On a recent Monday night in Brooklyn, five empty chairs stood on stage — one for each member of the Federal Communications Commission. A crowd had amassed in the room for a public hearing to send this message to the agency: Don’t hurt the open Internet.
But the commissioners’ absence sent a stronger message: We’re not listening.
The FCC — the agency charged with regulating telecommunications — is expected to vote by the end of the year on Chairman Tom Wheeler’s plan to let Internet service providers (ISPs) offer “fast lanes” to companies that can afford to pay for speedier access.
Hundreds of businesses, organizations, and websites that rely on an open Internet have slammed the plan, which would kill Net Neutrality — the principle that requires ISPs to treat all traffic equally. Net Neutrality has made the Internet an unrivaled space for free speech, civic participation, innovation and opportunity. Without it, a few ISPs would become the gatekeepers of everything we do, say, and see online.
During the public comment period, nearly 4 million people— a record-breaking figure — weighed in on Wheeler’s plan. A whopping 99 percent of these comments oppose this proposal, according to one study.
Given the unprecedented public interest in this issue, many groups have urged the FCC to get out of Washington and host public hearings. But so far Wheeler has ignored this call.
In fact, the FCC has gone out of its way to avoid attending public gatherings like the one in Brooklyn. It’s been more than five years since all five FCC commissioners left Washington together to participate in a public hearing where anyone could testify.
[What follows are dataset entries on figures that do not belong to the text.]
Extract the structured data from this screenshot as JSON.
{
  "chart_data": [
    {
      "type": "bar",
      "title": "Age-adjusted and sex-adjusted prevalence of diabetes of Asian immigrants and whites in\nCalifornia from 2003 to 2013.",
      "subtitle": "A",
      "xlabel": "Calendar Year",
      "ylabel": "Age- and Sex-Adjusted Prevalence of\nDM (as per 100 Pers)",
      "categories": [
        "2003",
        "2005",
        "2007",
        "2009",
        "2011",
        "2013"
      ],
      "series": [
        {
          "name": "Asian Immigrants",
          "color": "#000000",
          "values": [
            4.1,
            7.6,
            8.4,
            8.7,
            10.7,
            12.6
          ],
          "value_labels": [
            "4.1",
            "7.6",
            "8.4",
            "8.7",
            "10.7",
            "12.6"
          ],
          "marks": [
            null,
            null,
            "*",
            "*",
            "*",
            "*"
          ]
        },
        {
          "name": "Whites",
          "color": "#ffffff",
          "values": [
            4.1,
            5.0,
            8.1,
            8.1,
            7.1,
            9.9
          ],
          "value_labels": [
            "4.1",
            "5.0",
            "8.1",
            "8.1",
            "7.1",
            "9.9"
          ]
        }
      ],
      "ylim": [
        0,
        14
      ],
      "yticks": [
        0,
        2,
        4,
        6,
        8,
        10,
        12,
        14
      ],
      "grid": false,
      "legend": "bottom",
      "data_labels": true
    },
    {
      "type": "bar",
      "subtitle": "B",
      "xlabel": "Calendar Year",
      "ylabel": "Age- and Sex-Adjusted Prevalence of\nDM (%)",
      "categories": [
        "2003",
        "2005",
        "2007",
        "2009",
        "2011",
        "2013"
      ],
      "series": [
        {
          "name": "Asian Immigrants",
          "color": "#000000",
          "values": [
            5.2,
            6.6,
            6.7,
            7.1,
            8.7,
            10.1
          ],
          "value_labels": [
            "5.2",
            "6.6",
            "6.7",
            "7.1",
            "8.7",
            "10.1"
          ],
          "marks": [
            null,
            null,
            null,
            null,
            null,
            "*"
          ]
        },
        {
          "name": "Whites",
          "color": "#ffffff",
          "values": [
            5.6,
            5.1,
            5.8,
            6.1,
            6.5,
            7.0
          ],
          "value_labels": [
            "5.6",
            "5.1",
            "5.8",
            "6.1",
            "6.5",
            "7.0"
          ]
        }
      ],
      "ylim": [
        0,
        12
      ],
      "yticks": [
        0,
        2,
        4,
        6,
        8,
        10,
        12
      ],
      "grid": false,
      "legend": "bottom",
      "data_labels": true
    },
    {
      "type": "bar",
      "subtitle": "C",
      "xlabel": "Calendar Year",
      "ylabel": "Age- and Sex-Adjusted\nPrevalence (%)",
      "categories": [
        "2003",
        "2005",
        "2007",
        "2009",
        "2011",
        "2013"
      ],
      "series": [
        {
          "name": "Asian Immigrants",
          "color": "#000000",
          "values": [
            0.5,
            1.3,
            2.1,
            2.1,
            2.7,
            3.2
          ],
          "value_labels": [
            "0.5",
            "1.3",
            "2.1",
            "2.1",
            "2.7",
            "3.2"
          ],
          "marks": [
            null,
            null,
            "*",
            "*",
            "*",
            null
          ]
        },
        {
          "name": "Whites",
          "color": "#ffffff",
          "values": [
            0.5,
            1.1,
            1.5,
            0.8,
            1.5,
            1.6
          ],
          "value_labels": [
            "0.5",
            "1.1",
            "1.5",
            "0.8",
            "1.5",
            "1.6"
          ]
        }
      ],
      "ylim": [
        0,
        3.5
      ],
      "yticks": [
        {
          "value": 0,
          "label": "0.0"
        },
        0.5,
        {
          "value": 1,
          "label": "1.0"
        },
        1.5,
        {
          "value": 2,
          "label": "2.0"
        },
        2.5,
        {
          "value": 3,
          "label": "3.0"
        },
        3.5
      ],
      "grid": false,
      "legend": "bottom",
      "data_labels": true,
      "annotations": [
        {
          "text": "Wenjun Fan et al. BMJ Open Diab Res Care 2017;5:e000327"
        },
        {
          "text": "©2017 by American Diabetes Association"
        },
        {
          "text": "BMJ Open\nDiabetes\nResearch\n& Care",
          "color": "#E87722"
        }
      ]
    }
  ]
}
These kinds of public hearings used to be commonplace for the agency, regardless of which political party was in control of Washington. But Wheeler’s FCC is different.
Instead of appearing at events with open microphones, Wheeler — a former lobbyist for the cable and wireless industries — has opted to attend industry trade shows. In fact, all five commissioners consistently attend the annual conventions of the cable, wireless, broadcasting, and electronics industries.
Yet somehow they just can’t find the time to meet with the public.
The FCC seems to fear hearing from everyday people who use the Internet to communicate, connect, learn, and survive. And while some of the commissioners have left Washington on a few occasions since Wheeler proposed his rules (Republican Commissioner Ajit Pai convened an official FCC hearing in College Station, Texas), the chairman himself has been absent from any public events on Net Neutrality.
“This is a real inflection point for us as a society,” says former FCC Commissioner Michael Copps, who attended dozens of public hearings during his decade in office and spoke at the event in Brooklyn. “The decisions they’re going to make between now and the end of the year are probably the most important that the FCC is going to make in a generation.”
The commissioners, Copps concludes, shouldn’t vote “until they get out of the Beltway and listen to the people who have to live with the results of their decisions.”